The incident occurred in the early hours on Sunday (1 September), according to a statement from the Singapore Police Force.

The authorities reported that they received a call for assistance at around 5 a.m. on that day.

Officers from the Woodlands Police Division quickly responded and, through ground enquiries and police camera footage, were able to identify and apprehend the suspect on the same day.

The stolen mobile phones, with an estimated total value of approximately S$3,400, were recovered hidden under a nearby bin.

The suspect was charged in court on Monday with housebreaking with the intent to commit theft.

If convicted, he could face a jail term of up to 10 years and a fine.

In light of this incident, the police have advised property owners to take precautions to prevent similar crimes.

They recommend securing all doors, windows, and other openings with good quality grilles and padlocks when leaving premises unattended, even for short periods.

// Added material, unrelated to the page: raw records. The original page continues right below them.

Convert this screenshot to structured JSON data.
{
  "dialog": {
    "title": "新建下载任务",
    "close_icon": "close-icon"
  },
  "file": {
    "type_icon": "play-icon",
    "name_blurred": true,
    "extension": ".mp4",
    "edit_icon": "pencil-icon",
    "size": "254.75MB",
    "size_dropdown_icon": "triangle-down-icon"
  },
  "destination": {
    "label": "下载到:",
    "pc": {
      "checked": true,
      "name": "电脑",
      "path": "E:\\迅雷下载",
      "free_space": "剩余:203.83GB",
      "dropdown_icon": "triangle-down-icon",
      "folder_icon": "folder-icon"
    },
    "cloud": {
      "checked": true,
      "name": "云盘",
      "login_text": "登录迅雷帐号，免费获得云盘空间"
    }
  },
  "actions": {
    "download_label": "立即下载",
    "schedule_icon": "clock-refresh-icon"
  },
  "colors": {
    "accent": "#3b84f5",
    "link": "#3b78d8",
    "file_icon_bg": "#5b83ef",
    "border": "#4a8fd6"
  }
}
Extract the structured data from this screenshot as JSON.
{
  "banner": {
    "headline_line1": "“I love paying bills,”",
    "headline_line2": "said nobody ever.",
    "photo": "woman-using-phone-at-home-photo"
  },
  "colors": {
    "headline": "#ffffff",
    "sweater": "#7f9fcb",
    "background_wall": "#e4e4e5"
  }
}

The installation of burglar alarms, motion sensor lights, and CCTV cameras to cover access points is also advised. Additionally, residents are urged to avoid keeping large sums of cash and valuables in their homes.

The investigation is ongoing.

Last month, police disclosed that a recent uptick in housebreaking incidents in private residential estates across Singapore has been traced to foreign syndicates, primarily involving Chinese nationals.

Preliminary investigations indicate that these syndicates operate in small groups, targeting homes by scaling perimeter walls or fences.

The suspects are believed to be transient travelers who enter Singapore on Social Visit Passes, typically just a day or two before committing the crimes.

Before this recent surge in break-ins, housebreaking cases were on the decline, with 59 reported in the first half of this year compared to 70 during the same period last year.

However, between 1 June and 4 August 2024, there were 10 reported housebreaking incidents, predominantly in private estates around the Rail Corridor and Bukit Timah Road.

The SPF has intensified efforts to engage residents near high-risk areas by distributing crime prevention advisories, erecting alert signs, and training them to patrol their neighborhoods, leading to an increase in reports of suspicious activity.